CHINA’S MINSKY MOMENT
Sometimes you have to love the naivety of the markets. At this week’s Communist Party Congress meeting in Beijing, the governor of the PBoC (People’s Bank of China) said the following;
“If we are too optimistic when things go smoothly, tensions build up, which could lead to a sharp correction, what we call a ‘Minsky moment’. That’s what we should particularly defend against.”
Yet instead of focusing on this dire warning, markets are busy trying to discount the chance of a Powell Fed or a Republican tax cut. Although both of these developments would be important, China is the tail that wags the dog. Full stop. Figure out China, and all the other financial market forecasts become that much easier.
Aren’t Central Bank warnings cheap?
Some might argue this “Minsky moment” warning is nothing more than a Central Bank whistling in the wind. Didn’t Greenspan caution about a similar concern with his “irrational exuberance” speech? And didn’t that end up being a complete non-event?
Yet I would argue that China is not the same as other countries. Although there are market elements to their economy, to a large degree, China is still a command economy. If Chinese leadership wants a particular outcome, they can just demand it, and it will happen.

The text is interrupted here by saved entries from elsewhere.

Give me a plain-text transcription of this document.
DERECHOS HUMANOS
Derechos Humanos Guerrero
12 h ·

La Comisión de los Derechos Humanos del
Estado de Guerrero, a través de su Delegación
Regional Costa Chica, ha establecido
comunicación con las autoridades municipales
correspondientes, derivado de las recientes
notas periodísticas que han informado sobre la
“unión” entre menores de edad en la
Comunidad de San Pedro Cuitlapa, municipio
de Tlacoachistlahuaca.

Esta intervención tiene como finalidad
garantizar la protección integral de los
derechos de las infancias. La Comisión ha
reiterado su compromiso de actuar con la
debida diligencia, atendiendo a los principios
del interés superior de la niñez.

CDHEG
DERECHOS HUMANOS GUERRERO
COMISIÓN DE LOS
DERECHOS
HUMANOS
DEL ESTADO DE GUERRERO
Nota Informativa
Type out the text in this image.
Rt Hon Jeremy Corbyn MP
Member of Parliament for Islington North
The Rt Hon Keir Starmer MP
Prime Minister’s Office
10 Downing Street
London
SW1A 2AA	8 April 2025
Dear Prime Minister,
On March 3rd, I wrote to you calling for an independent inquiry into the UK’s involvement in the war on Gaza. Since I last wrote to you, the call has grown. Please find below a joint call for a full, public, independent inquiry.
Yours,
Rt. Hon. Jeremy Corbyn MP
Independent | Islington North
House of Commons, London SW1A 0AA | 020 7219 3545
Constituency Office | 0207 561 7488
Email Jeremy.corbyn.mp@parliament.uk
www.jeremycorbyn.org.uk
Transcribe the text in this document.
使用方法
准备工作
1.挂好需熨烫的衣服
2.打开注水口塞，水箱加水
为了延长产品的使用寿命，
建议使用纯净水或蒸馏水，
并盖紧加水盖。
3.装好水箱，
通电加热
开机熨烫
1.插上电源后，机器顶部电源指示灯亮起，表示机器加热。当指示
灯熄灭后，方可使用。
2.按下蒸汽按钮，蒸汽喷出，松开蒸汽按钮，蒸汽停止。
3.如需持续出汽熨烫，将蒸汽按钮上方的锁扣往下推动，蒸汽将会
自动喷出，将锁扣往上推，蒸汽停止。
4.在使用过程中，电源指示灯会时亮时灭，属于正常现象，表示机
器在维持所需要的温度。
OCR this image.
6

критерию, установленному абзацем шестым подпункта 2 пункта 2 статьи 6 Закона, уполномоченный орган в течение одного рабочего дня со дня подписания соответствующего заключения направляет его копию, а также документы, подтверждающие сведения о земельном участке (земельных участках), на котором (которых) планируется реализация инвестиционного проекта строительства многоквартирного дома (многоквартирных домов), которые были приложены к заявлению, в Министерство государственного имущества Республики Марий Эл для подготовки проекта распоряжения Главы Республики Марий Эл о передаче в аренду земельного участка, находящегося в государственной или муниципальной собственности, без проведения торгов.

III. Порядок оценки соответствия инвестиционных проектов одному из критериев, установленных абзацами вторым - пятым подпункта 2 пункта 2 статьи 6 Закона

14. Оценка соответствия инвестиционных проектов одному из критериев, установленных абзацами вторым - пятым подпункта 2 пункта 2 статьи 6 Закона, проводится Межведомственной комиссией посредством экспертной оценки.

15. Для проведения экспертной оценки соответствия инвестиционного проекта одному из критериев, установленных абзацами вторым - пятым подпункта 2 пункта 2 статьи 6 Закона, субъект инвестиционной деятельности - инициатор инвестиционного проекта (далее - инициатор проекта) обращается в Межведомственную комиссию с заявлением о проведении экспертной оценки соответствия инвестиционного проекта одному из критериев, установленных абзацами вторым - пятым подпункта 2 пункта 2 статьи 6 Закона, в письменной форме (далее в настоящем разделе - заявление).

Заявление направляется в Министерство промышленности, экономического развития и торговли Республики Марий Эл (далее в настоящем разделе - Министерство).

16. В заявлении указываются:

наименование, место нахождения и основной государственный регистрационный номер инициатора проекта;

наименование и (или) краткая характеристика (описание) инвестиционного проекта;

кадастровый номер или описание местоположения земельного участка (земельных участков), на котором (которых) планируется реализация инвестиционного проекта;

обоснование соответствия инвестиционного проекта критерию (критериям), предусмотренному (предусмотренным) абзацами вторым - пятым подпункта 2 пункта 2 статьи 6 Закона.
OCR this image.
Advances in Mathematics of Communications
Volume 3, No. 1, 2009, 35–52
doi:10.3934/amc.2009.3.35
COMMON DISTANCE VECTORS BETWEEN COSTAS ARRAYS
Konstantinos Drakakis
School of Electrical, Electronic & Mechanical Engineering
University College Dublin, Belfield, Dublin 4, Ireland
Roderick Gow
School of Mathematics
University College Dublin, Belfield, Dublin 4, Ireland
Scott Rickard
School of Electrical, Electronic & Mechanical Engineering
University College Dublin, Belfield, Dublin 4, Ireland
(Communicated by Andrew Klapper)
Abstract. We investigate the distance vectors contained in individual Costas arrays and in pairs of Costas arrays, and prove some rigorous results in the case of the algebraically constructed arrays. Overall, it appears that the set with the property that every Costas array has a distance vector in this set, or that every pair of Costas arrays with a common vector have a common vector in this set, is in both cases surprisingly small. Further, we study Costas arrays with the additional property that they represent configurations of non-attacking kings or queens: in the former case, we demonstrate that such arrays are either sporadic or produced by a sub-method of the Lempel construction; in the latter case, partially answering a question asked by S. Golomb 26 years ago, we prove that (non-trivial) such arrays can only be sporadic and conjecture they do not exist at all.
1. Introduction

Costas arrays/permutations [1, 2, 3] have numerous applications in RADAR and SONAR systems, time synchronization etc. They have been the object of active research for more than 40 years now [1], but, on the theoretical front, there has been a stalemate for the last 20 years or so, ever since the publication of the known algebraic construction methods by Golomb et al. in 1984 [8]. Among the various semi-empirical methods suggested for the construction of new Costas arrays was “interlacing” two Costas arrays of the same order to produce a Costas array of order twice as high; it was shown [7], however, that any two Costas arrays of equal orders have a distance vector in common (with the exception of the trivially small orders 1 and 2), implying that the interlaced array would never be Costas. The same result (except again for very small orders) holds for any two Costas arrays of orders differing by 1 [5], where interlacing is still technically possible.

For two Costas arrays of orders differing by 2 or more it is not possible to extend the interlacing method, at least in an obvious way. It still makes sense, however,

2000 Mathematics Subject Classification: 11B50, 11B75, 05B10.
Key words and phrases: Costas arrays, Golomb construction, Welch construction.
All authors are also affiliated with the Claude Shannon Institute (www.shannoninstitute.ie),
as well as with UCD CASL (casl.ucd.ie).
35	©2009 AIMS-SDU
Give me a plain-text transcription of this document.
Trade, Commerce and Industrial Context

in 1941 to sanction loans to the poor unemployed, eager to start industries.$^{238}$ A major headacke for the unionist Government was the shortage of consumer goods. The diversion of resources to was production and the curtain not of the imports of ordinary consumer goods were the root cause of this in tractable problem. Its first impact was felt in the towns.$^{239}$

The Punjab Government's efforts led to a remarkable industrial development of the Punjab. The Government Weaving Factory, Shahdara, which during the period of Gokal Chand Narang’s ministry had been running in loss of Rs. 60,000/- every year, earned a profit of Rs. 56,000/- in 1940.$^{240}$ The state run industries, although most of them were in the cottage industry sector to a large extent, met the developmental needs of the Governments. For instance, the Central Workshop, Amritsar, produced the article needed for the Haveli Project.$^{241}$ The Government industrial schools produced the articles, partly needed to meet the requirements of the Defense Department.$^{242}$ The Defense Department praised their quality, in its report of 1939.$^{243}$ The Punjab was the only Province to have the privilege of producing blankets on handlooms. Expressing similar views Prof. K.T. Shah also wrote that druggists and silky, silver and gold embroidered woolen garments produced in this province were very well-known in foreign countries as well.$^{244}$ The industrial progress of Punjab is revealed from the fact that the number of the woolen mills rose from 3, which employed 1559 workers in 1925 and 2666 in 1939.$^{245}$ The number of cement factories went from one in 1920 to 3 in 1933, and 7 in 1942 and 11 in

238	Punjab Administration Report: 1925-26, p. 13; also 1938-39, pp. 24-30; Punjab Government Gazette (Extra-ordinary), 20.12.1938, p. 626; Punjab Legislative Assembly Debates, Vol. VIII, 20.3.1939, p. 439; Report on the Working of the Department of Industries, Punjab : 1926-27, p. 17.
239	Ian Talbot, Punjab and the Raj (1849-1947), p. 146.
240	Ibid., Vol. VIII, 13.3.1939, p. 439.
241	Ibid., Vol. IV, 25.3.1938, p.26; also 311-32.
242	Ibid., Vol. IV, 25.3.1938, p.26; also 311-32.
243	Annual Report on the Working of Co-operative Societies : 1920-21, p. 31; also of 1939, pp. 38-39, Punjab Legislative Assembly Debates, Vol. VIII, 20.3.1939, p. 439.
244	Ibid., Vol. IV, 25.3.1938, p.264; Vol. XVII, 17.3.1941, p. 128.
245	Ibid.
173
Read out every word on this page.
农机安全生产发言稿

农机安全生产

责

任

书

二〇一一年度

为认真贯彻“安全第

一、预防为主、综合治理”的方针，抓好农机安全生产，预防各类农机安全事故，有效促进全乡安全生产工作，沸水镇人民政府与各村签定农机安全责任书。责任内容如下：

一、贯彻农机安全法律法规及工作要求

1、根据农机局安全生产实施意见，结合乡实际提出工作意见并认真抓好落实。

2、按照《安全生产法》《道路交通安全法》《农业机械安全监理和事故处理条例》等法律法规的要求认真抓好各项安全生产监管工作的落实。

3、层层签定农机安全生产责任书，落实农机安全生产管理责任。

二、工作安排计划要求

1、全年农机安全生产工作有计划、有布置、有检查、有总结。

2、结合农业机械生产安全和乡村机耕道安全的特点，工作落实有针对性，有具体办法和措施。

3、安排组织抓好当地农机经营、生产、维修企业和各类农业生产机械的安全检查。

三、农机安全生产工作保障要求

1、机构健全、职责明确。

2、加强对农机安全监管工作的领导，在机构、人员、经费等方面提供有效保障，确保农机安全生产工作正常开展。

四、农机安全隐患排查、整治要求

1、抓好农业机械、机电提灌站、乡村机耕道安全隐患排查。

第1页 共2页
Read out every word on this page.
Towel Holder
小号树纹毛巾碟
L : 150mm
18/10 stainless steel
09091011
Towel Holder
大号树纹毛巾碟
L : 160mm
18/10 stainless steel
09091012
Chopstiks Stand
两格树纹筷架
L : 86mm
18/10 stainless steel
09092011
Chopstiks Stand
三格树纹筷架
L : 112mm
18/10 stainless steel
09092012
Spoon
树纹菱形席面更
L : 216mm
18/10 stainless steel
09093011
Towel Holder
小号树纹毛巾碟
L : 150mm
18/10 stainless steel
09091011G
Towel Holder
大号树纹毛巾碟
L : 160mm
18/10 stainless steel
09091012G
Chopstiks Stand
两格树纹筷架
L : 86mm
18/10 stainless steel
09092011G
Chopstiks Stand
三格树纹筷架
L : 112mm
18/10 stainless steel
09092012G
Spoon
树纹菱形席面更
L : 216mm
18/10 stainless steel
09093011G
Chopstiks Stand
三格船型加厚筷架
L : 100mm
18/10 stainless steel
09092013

So when the head of the PBoC warns about a “Minsky moment”, it’s probably not a good idea to load up on financial assets. For the longest time, China exported goods and imported developed nation debt and other financial assets. They had already started down the road of re-balancing their economy away from this export driven model, but this recent development confirms that the old playbook should be thrown out the window. The global financial system is changing, and China is leading the way.